Public Breastfeeding On A Military Base? Apparently Not Appropriate With All Those Horny Men Around

breastfeeding in publicTamara Algots was not trying to make a huge controversy out of public breastfeeding. She wasn’t looking to be an activist. She just wanted to do her grocery shopping in peace at the Schofield Barracks commissary in Hawaii. Algots lives on the base with her husband, an information technology specialist with the 25th Infantry Division’s command group, and her two children. She was walking through the grocery store with her 2-year-old in tow, nursing her 4-month-old in a baby carrier, when the manager asked her to stop nursing or leave the premises.

Algots left her groceries and fled into the parking lot. ”I couldn’t believe it,” she told Army Times. ”I’ve nursed him in public hundreds of times ”” including at the commissary ”” and I’ve never, ever had anyone approach me about it.”

Last year, there was a huge controversy over women nursing in military uniform. The proud servicewomen who wanted to make a statement about their strength and motherhood all at once were actually disciplined for using their uniform to promote a personal cause. Whatever your thoughts on that incident, Algots situation is nothing like it. She was not wearing a uniform because she’s not a servicewoman. She was walking through a grocery store with her kids.

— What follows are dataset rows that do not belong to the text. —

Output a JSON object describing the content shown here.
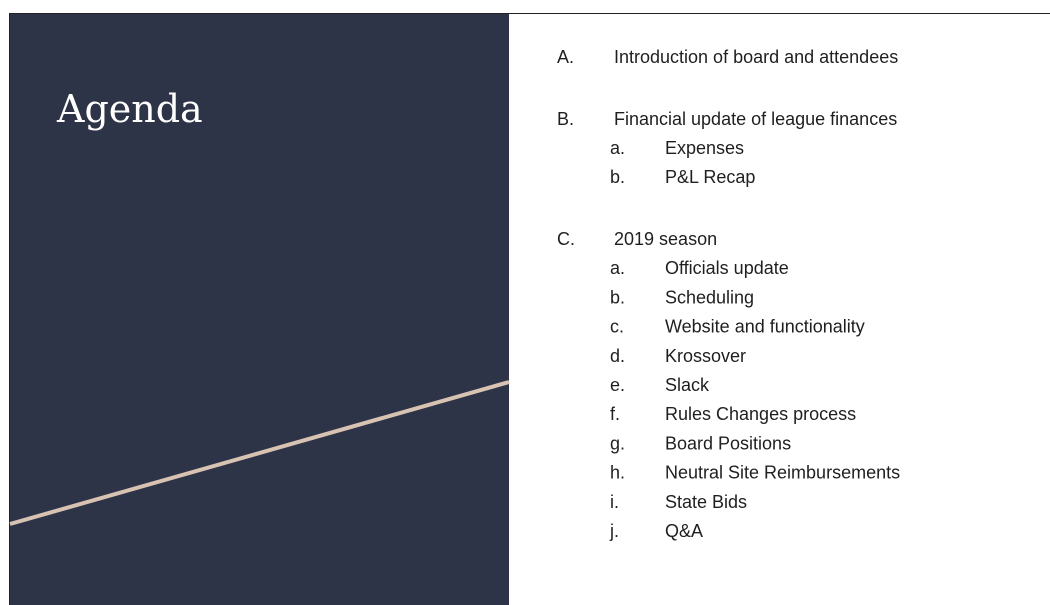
{
  "slide": {
    "title": "Agenda",
    "items": [
      {
        "label": "A.",
        "text": "Introduction of board and attendees",
        "subitems": []
      },
      {
        "label": "B.",
        "text": "Financial update of league finances",
        "subitems": [
          {
            "label": "a.",
            "text": "Expenses"
          },
          {
            "label": "b.",
            "text": "P&L Recap"
          }
        ]
      },
      {
        "label": "C.",
        "text": "2019 season",
        "subitems": [
          {
            "label": "a.",
            "text": "Officials update"
          },
          {
            "label": "b.",
            "text": "Scheduling"
          },
          {
            "label": "c.",
            "text": "Website and functionality"
          },
          {
            "label": "d.",
            "text": "Krossover"
          },
          {
            "label": "e.",
            "text": "Slack"
          },
          {
            "label": "f.",
            "text": "Rules Changes process"
          },
          {
            "label": "g.",
            "text": "Board Positions"
          },
          {
            "label": "h.",
            "text": "Neutral Site Reimbursements"
          },
          {
            "label": "i.",
            "text": "State Bids"
          },
          {
            "label": "j.",
            "text": "Q&A"
          }
        ]
      }
    ]
  }
}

After the incident, Algots decided to check her rights during a Garrison ‘Town Hall’ on Facebook. She told her story and reiterated the right guaranteed to all women to be able to nurse their children in public. Garrison commanders have the option of enforcing more strict laws on the base, but no such policy was in place when Algots was asked to leave the grocery store.

Unsurprisingly, the question created quite a debate within the base community about nursing in public. Plenty of people weighed in to tell this mother what she should do if she wants to breastfeed her son. The commissary does have a “nursing room,” that Algots says is a hot, windowless closet where it would be difficult to occupy her toddler. Others wanted to know why the mom couldn’t “cover up,” but Algots explained that her fickle premie son doesn’t like it and that she’s still concerned with helping him gain as much weight as possible, which means nursing on demand in whatever fashion works best for him.

While plenty on Facebook supported Algots, there were also some disturbing comments that underscore just why public breastfeeding is still so controversial. One woman wrote, ”I do not believe women should walk around a commissary filled with young men fresh out of basic training and living in the barracks, young boys who are just hitting puberty, etc., nursing her child without a cover.” (Let’s just get this out of the way, boys are not just hitting puberty at 18 and 19. Where were you in high school?)

The Army Times notes that the majority of the objections and the harshest criticism seemed to come from other females, which is simply depressing. The fact that we would condemn and judge a mother simply trying to nurse her child and buy some groceries is unbelievable. It shouldn’t matter is a woman is on an Army base, at your local Wal-Mart, or in the middle of an all boys prep school, breastfeeding is not a sexual act and should not be condemned or judged as such. It’s a mother feeding her child. People of all ages and hormone levels need to get over it.

The Garrison commanders are now reviewing their lack of nursing in public policy. Hopefully, they’ll behave as adults and tell everyone to get over it. Hopefully, they’ll support this mother who is simply trying to raise her family and help her husband in his service to our country.

Tamara Algots doesn’t want to be an activist or start a controversy. She doesn’t want to hurt her husband’s career in the Army. That means that it is up to us, other mothers and internet friends, to stand up for her and defend the rights of every mom who just wants to breastfeed their babies in be left alone.